最大の課題は3税率への対応と2度のシステム改修

企業が最も懸念しているのは、3種類の税率が混在することによる税区分の判断やチェック業務の増加だ。入力ミスや確認作業の負担が増えるほか、減税開始時と終了時の計2回にわたるシステム改修も大きな課題となっている。

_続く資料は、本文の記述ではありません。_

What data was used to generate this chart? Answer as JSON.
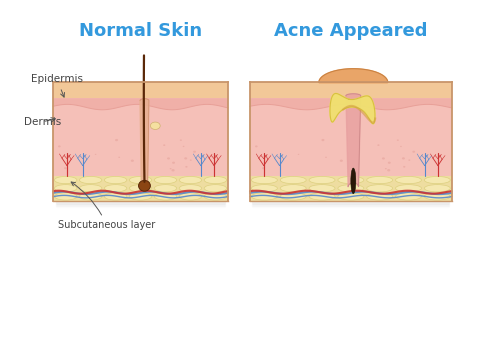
{
  "title_left": "Normal Skin",
  "title_right": "Acne Appeared",
  "title_color": "#3399dd",
  "title_fontsize": 13,
  "bg_color": "#ffffff",
  "label_epidermis": "Epidermis",
  "label_dermis": "Dermis",
  "label_subcutaneous": "Subcutaneous layer",
  "label_fontsize": 7.5,
  "label_color": "#444444",
  "skin_top_color": "#f2c898",
  "epidermis_color": "#f0b0a8",
  "epidermis_dark_color": "#e8a098",
  "dermis_color": "#f5c0b8",
  "dermis_dot_color": "#e8a8a0",
  "fat_cell_color": "#f5e8b0",
  "fat_cell_border": "#ddd080",
  "fat_bg_color": "#eedda0",
  "nerve_color": "#5588cc",
  "artery_color": "#cc3333",
  "hair_color": "#5a2808",
  "hair_follicle_color": "#c87850",
  "hair_sheath_color": "#e8b090",
  "sebaceous_color": "#f5e0a0",
  "sebaceous_border": "#d0b070",
  "pus_color": "#f0e070",
  "pus_border": "#d8c040",
  "pus_shadow_color": "#d4a040",
  "inflammation_color": "#e8a060",
  "inflammation_pink": "#f0c0a0",
  "blackhead_color": "#2a1808",
  "follicle_pink": "#e8a0a0"
}
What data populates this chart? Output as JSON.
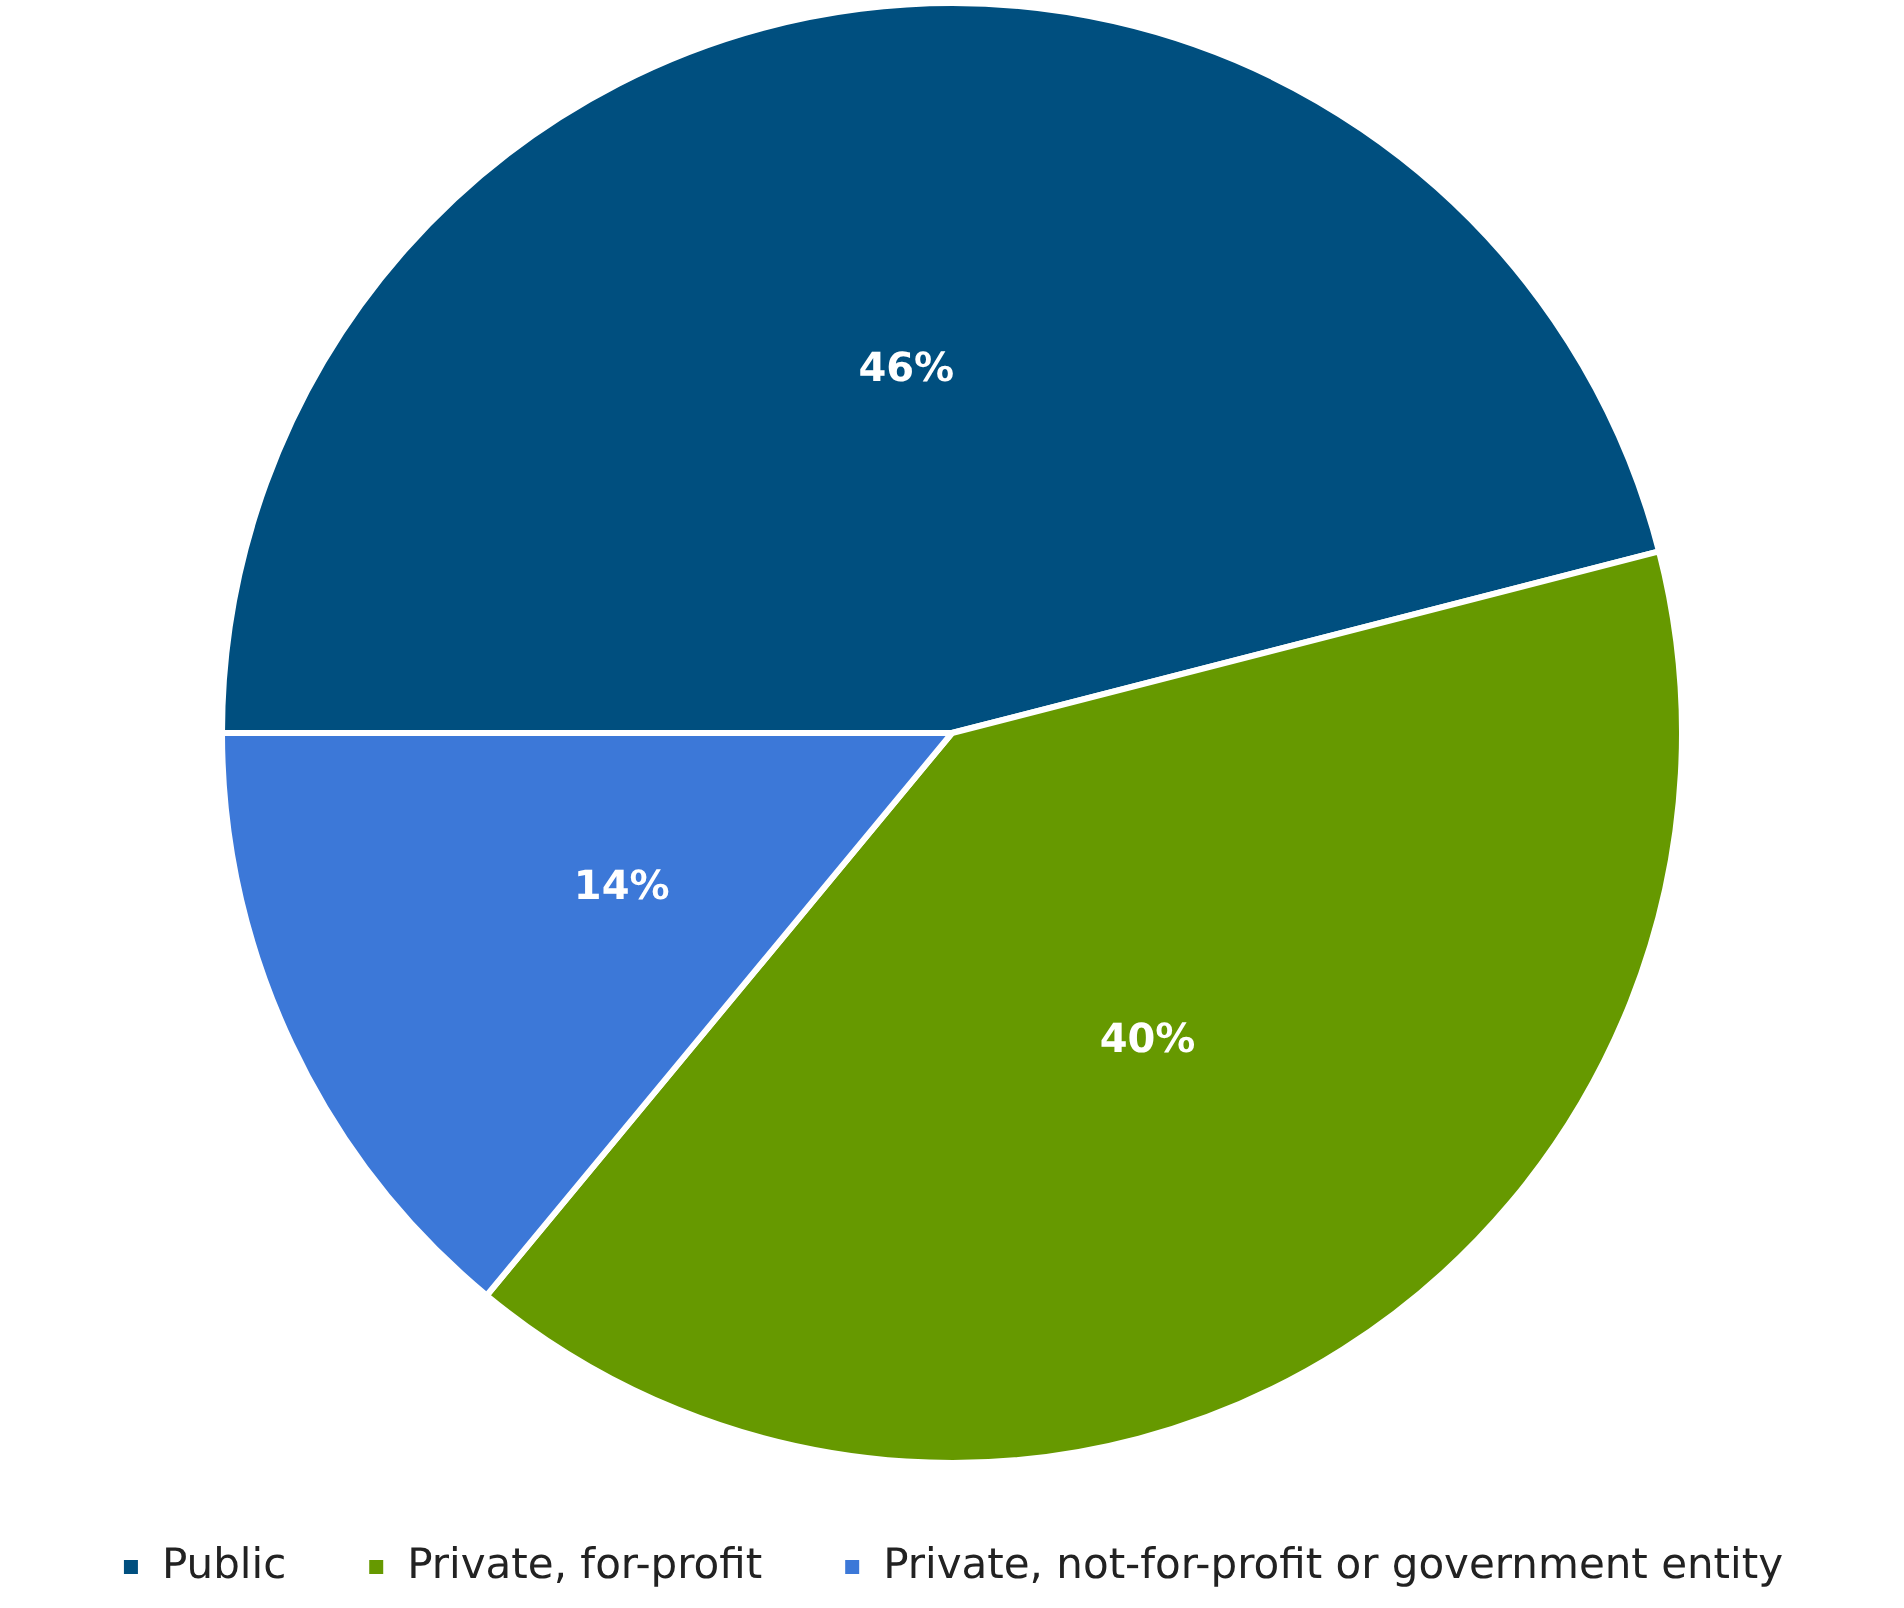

システム対応については「保守範囲内で対応」が最も多かったものの、大企業では追加予算による改修、中堅企業では手作業による対応を選択する傾向がみられ、企業規模によって対応方法に違いがあることもわかった。

まとめ

本調査では、85.6%が食料品1%減税案は経理実務や会計システムに影響すると回答。税区分の複雑化や確認作業の増加、2年間限定措置に伴う2度のシステム改修など、バックオフィス部門の負担増を懸念していることが明らかになった。影響は小売・外食業に限らず、多くの企業へ及ぶ可能性がある点も注目される。

経理部門や情報システム部門では、制度開始直前に対応を進めるのではなく、経費精算や会計システム、税区分マスタなど自社業務への影響範囲を早期に洗い出し、関係部署との連携体制が必要となるだろう。